LA PRENSA conversó con dos jóvenes nicaragüenses que, pese a todo, lograron continuar sus estudios en universidades jesuitas fuera del país

Han pasado dos años desde que la dictadura de Daniel Ortega y Rosario Murillo confiscó la Universidad Centroamericana (UCA) en Managua. Para muchos estudiantes, el 16 de agosto de 2023 marcó el fin de un sueño, pero también el inicio de una travesía marcada por la incertidumbre, el desarraigo y la resistencia silenciosa. LA PRENSA conversó con dos jóvenes nicaragüenses que lograron continuar sus estudios en universidades jesuitas fuera del país.

«Yo ya estaba por salir de la carrera de Comunicación cuando fue confiscada. Sólo me faltaba un semestre y después la titulación», recuerda «Marcos», un joven de 24 años.

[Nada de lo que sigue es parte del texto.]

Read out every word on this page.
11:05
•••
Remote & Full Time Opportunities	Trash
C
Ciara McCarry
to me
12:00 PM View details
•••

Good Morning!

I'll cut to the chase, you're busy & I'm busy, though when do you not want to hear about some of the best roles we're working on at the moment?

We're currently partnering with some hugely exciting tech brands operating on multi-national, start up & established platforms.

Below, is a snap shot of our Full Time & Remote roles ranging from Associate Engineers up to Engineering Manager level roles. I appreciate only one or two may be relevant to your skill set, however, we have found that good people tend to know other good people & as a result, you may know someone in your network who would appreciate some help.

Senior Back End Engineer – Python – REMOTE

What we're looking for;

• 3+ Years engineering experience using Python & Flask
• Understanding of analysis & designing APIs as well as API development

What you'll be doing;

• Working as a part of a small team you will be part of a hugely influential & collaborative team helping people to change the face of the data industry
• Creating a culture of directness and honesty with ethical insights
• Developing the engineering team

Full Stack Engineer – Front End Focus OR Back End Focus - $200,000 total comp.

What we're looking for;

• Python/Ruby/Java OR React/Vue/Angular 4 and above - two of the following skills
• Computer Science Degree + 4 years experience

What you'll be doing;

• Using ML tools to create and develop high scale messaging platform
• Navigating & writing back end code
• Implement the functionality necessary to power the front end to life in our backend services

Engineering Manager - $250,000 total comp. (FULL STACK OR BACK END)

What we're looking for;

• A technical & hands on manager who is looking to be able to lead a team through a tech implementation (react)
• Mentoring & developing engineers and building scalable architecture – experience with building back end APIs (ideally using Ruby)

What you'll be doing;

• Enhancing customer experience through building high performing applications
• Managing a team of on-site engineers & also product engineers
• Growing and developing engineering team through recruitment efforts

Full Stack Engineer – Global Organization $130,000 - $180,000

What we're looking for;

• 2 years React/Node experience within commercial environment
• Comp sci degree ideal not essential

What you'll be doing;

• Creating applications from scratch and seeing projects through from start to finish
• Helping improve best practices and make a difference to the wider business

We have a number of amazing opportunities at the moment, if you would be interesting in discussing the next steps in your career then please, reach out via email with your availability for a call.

Hace dos años, alrededor de las 11:00 de la mañana, la UCA en Managua recibió por última vez a su comunidad académica. Ese día marcó el abrupto cierre de una de las instituciones de educación superior más prestigiosas del país, con más de seis décadas de historia al servicio de la formación humanista y crítica. El cierre se dio tras conocerse la apertura de una investigación en su contra, ordenada por el régimen Ortega Murillo.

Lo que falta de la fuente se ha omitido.